Sep 21, 2009, 6:02 GMT
Bangkok - Hundreds of Thais queued up Monday at Bangkok's Siriraj Hospital to wish a swift recovery to King Bhumibol Adulyadej, 81, who was admitted to the facility over the weekend.
The hospital, founded by Bhumibol's late father, Prince Mahidol, set up 12 tables to receive get-well wishes from the public.
Prime Minister Abhisit Vejjajiva was the first to sign the get-well book Sunday night before he flew to New York to attend the United Nations General Assembly.
The king, who has reigned as Thailand's monarch for the past 63 years, was admitted to Sririraj Hospital Saturday suffering from fatigue and a fever, according to the Royal Household Bureau.
He has been receiving nutrition and antibiotics via an intravenous drip, a statement said.
Bhumibol, who is to turn 82 on December 5, has been hospitalized on several occasions over the past decade to receive treatment for heart ailments and fevers.
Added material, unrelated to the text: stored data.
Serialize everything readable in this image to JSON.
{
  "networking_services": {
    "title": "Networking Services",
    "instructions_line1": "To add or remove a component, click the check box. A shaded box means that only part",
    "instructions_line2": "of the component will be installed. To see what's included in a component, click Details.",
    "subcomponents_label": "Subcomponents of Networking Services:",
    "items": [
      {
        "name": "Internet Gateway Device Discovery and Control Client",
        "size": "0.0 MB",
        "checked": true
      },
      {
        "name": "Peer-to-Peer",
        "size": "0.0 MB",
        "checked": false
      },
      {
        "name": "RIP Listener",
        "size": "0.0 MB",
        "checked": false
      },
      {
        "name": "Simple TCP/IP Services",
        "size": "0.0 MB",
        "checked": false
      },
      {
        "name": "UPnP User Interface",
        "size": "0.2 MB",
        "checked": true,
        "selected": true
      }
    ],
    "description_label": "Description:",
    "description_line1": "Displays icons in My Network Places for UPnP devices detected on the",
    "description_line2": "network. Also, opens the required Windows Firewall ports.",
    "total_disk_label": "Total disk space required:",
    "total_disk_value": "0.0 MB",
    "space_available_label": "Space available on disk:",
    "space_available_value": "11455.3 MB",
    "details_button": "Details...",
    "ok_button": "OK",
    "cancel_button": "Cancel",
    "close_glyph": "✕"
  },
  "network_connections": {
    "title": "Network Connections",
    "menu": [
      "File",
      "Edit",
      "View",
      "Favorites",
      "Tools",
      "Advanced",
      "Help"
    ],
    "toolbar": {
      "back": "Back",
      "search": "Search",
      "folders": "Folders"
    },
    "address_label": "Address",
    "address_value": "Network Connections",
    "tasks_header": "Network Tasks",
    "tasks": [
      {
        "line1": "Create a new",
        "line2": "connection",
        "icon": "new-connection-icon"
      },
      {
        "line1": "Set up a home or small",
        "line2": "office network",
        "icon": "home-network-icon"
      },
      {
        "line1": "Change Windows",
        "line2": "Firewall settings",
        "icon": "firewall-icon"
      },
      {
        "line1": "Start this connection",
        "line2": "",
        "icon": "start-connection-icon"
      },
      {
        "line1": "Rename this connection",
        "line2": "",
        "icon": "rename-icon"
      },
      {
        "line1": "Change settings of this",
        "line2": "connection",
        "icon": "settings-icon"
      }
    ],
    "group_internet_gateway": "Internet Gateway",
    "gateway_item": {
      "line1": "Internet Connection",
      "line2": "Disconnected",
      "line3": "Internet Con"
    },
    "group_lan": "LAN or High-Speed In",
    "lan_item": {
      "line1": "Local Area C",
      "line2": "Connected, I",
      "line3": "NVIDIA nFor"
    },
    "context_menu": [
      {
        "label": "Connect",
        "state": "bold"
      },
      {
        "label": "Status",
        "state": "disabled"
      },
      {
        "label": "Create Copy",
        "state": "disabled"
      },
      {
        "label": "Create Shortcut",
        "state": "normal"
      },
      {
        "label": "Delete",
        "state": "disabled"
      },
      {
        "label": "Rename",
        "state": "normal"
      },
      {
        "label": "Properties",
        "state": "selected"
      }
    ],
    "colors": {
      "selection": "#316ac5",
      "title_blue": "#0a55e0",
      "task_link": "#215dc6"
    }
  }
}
The king has been a unifying and stabilizing force in Thailand over the past six decades, striving for a working democracy under a constitutional monarchy.
The king's latest illness comes at a time when the country is reeling from a deep political divide with the established political elite trying to come to terms with new populist forces and an empowered rural poor whose hero is ousted premier Thaksin Shinawatra.
On Saturday, an estimated 30,000 pro-Thaksin supporters gathered in Bangkok to protests against the September 19, 2006, coup that ended his six-year premiership.
Thaksin, who faces a two-year jail term in Thailand on an abuse-of-power charge, has been living in self-imposed exile since August 2008.
A billionaire businessman, Thaksin was the first to introduce populism to Thailand's well-established system of money politics, winning himself a huge following among the country's rural and urban poor and other segments of Thai society bent on changing the status quo.